Question

At the moment I'm only using Haddock but after seeing some really interesting examples (e.g. this gist) of literate Haskell, I'm interested in trying it out in a project.

The questions I got, are:

  • What do you write as Haddock comments and what do you write in the literate part?

  • How do you scale literate programming to multiple files? Can anyone point me to an example where literate programming is used in a package with multiple modules? What is your experience of using literate programming in larger packages?

  • Which flavour (markdown, latex, ...) of literate Haskell is preferred?

  • Why are you programming in literate Haskell or plain vanilla Haskell? Are you programming in both styles and if so why?

  • Do you prefer block-style (\begin{code}) or Bird-style (>)? Why?

Was it helpful?

Solution

I used to write a lot of literate programs.

What do you write as Haddock comments and what do you write in the literate part?

The external API documentation goes into the Haddock comments. Everything else goes into the literate part. "Everything else" might include:

  • Internal invariants of data structures
  • Why you are doing things this way
  • What the design of the code is
  • Why this design was chosen, what other designs were tried and found wanting

How do you scale literate programming to multiple files?

The same way you scale a large LaTeX document to multiple files: one file per module, then a giant file that \includes them all.

Can anyone point me to an example where literate programming is used in a package with multiple modules?

It's not Haskell, but the Quick C-- compiler is a large functional program that is written using literate programming.

What is your experience of using literate programming in larger packages?

Literate programming works very well for documenting tricky, difficult, or complex modules. For most simple modules, the external API documentation (e.g., Haddock) is enough. And no literate program is really going to give you the big picture of a design that contains more than a dozen modules. For that you need other tools and techniques.

Which flavour (markdown, latex, ...) of literate Haskell is preferred?

If you're making such a major investment, I'd definitely go with LaTeX just because of the math capability, and the generally greater power of the tool.

Why are you programming in literate Haskell or plain vanilla Haskell? Are you programming in both styles and if so why?

My Haskell codes are almost always all plain vanilla, for two reasons:

  • I work with senior people who have more Haskell experience, and they have abandoned literate Haskell. Only the very oldest modules in their system have any chance of being .lhs.

  • For Haskell, literate programming is kind of superfluous. One of the big benefits of a literate-programming tool is that you are freed from any constraints that the compiler or language definition might put on the order in which your code appears. But Haskell has almost no such constraints: there's no definition before use, and for a typical function definition I have the choice of let-binding or where-binding auxiliary names (or both). Literate programming was never just about fancy comments, and with "literate" Haskell that's about all you get. It's not worth the bother.

Do you prefer block-style (\begin{code}) or Bird-style (>)? Why?

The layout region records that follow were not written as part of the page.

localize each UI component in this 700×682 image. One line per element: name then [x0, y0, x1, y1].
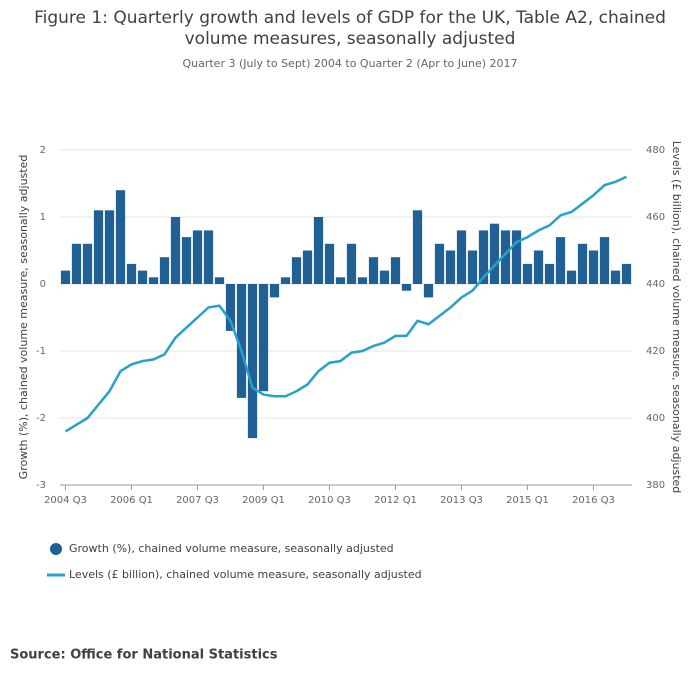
- x-tick-label: 2007 Q3: [176, 495, 219, 506]
- bar: [390, 257, 401, 284]
- bar: [269, 284, 280, 298]
- bar: [500, 230, 511, 284]
- bar: [104, 210, 115, 284]
- y2-tick-label: 420: [646, 346, 665, 357]
- bar: [170, 217, 181, 284]
- bar: [280, 277, 291, 284]
- chart-title-line: Figure 1: Quarterly growth and levels of…: [34, 8, 666, 28]
- bar: [258, 284, 269, 392]
- bar: [599, 237, 610, 284]
- bar: [181, 237, 192, 284]
- y-tick-label: -3: [36, 480, 46, 491]
- bar: [621, 263, 632, 284]
- bar: [489, 223, 500, 284]
- bar: [467, 250, 478, 284]
- bar: [324, 243, 335, 284]
- bar: [566, 270, 577, 284]
- bar: [401, 284, 412, 291]
- bar: [335, 277, 346, 284]
- y-tick-label: 1: [40, 212, 46, 223]
- bar: [313, 217, 324, 284]
- bar: [588, 250, 599, 284]
- bar: [511, 230, 522, 284]
- x-tick-label: 2006 Q1: [110, 495, 153, 506]
- bar: [577, 243, 588, 284]
- bar: [236, 284, 247, 398]
- bar: [368, 257, 379, 284]
- y-tick-label: -2: [36, 413, 46, 424]
- bar: [533, 250, 544, 284]
- chart-title-line: volume measures, seasonally adjusted: [185, 29, 516, 49]
- bar: [445, 250, 456, 284]
- legend-marker: [50, 543, 62, 555]
- bar: [412, 210, 423, 284]
- bar: [247, 284, 258, 439]
- y-tick-label: 2: [40, 145, 46, 156]
- legend-label: Levels (£ billion), chained volume measu…: [69, 568, 422, 581]
- bar: [291, 257, 302, 284]
- legend-label: Growth (%), chained volume measure, seas…: [69, 542, 394, 555]
- bar: [148, 277, 159, 284]
- bar: [478, 230, 489, 284]
- bar: [456, 230, 467, 284]
- bar: [357, 277, 368, 284]
- bar: [115, 190, 126, 284]
- y2-tick-label: 440: [646, 279, 665, 290]
- bar: [60, 270, 71, 284]
- bar: [192, 230, 203, 284]
- bar: [544, 263, 555, 284]
- bar: [346, 243, 357, 284]
- y2-tick-label: 400: [646, 413, 665, 424]
- bar: [522, 263, 533, 284]
- bar: [555, 237, 566, 284]
- bar: [302, 250, 313, 284]
- y-axis-label: Growth (%), chained volume measure, seas…: [17, 155, 30, 480]
- bar: [203, 230, 214, 284]
- y-tick-label: -1: [36, 346, 46, 357]
- y-tick-label: 0: [40, 279, 46, 290]
- x-tick-label: 2012 Q1: [374, 495, 417, 506]
- bar: [82, 243, 93, 284]
- bar: [214, 277, 225, 284]
- x-tick-label: 2013 Q3: [440, 495, 483, 506]
- bar: [137, 270, 148, 284]
- x-tick-label: 2010 Q3: [308, 495, 351, 506]
- bar: [225, 284, 236, 331]
- bar: [159, 257, 170, 284]
- bar: [434, 243, 445, 284]
- line: [64, 175, 628, 433]
- y2-tick-label: 460: [646, 212, 665, 223]
- x-tick-label: 2009 Q1: [242, 495, 285, 506]
- y2-axis-label: Levels (£ billion), chained volume measu…: [670, 141, 683, 494]
- bar: [423, 284, 434, 298]
- source: Source: Office for National Statistics: [10, 648, 278, 663]
- x-tick-label: 2004 Q3: [44, 495, 87, 506]
- bar: [71, 243, 82, 284]
- x-tick-label: 2015 Q1: [506, 495, 549, 506]
- bar: [126, 263, 137, 284]
- x-tick-label: 2016 Q3: [572, 495, 615, 506]
- bar: [93, 210, 104, 284]
- bar: [379, 270, 390, 284]
- bar: [610, 270, 621, 284]
- y2-tick-label: 380: [646, 480, 665, 491]
- chart-subtitle: Quarter 3 (July to Sept) 2004 to Quarter…: [182, 57, 517, 70]
- y2-tick-label: 480: [646, 145, 665, 156]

I strongly prefer block style:

  • It's roughly compatible with every other literate-programming tool on the planet. (Bird tracks are unique to Haskell.)

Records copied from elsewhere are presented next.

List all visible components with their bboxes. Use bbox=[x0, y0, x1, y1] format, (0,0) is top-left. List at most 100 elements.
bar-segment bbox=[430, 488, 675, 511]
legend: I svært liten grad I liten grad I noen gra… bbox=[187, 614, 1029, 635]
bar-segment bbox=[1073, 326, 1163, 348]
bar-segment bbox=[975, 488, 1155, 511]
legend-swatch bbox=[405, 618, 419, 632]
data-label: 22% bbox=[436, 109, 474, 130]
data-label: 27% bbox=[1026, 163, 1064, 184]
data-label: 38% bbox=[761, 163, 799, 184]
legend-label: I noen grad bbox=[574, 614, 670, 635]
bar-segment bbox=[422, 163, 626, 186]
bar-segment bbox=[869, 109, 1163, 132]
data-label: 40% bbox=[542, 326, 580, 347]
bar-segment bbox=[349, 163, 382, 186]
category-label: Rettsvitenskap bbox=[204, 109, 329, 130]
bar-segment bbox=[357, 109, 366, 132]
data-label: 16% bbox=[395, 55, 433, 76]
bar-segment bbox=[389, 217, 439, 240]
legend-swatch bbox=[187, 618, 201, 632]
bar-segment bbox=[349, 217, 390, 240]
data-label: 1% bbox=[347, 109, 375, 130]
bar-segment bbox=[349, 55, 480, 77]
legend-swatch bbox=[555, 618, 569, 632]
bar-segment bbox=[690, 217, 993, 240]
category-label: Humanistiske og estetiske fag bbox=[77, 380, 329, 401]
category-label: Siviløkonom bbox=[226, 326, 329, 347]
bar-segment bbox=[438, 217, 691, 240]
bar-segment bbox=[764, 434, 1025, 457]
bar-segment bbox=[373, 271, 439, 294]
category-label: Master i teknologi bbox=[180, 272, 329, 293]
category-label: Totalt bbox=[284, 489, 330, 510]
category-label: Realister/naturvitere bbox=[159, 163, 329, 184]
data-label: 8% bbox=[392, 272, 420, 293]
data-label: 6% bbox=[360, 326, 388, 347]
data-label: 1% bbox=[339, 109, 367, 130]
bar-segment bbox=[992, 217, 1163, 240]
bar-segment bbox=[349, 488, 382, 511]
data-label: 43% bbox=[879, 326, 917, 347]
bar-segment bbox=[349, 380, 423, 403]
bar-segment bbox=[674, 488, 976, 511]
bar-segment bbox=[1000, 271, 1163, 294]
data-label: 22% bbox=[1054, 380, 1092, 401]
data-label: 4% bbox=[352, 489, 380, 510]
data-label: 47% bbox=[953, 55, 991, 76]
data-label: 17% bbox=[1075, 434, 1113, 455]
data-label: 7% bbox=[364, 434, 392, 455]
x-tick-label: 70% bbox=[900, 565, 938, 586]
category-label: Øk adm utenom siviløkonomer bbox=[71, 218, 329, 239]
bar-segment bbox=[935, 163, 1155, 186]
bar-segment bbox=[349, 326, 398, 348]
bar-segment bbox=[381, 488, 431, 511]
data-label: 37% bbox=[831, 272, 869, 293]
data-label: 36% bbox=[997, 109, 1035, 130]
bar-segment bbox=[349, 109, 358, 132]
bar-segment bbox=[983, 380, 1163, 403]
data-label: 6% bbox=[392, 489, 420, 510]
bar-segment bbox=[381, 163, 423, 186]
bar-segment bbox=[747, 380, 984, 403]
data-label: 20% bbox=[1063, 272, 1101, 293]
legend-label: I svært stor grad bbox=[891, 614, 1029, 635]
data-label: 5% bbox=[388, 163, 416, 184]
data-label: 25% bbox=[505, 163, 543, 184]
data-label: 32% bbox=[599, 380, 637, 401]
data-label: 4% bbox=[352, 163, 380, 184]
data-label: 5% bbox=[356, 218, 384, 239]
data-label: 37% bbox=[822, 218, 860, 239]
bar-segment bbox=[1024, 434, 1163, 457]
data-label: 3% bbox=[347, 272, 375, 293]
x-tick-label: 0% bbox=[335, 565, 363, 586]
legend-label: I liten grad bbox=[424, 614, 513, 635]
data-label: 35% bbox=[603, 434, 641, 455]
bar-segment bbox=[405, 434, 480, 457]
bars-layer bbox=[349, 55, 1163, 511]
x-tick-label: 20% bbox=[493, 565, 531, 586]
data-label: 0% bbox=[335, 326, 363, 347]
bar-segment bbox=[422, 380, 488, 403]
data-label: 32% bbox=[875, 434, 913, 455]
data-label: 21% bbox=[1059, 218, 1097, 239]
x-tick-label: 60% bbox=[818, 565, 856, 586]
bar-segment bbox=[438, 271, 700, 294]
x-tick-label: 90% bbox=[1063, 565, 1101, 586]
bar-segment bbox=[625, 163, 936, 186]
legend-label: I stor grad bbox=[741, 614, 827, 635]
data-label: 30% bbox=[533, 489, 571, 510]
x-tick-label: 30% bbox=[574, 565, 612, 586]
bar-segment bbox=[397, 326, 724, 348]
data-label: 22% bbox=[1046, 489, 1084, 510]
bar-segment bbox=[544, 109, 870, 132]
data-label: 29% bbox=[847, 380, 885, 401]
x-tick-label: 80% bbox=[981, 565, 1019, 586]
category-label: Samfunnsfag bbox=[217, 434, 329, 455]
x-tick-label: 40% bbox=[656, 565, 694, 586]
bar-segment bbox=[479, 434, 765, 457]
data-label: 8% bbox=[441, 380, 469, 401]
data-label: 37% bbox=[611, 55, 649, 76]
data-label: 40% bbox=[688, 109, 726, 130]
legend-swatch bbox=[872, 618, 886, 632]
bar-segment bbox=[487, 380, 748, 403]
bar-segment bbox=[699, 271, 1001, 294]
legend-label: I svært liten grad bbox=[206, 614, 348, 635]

  • My editor copes better with block style.

OTHER TIPS

If you intend to share programs on the internet, I've found a combination of literate haskell in markdown style with mathjax to be a great combination. The program "Pandoc" is seriously brilliant for taking this "markdown+lhs" to any format you desire, including PDF or HTML. If you tell Pandoc to output to HTML, you can use the -mathjax (or other similar flags if you prefer) to have your latex math formulas render.

When using this style, I find bird style to be preferable because it just is more readable to me and seems to fit along with the markdown style better.

The great thing about using Pandoc with markdown is that you can add citations to your code, math formulas, and have a really portable format. You can build something that resembles a scientific research paper but is executable and can also be posted to blogs/wikis/websites.

To give an alternative point to Norman where he says that literate programming is useful for clearer code arrangement, it could be argued that Haskell is expressive enough that the problems you solve with the code are actually interesting and can really benefit by being surrounded with explanatory text. Think of a mathematical research paper. Good papers in pure mathematics have a lot of text to explain the motivation or higher-level interpretations of what the mathematical notation means. In a paper about the Navier-Stokes equations, for example, it would be super useful to surround the notation of the equations with text explaining how it relates to Newton's conservation of momentum.

In summary, I have had good success with, and recommend, using markdown+lhs style, dollar signs to embed latex math formulas, bird style, and pandoc. I would recommend writing programs as if they were research papers and treat the haskell itself as you would mathematical expressions in a research paper.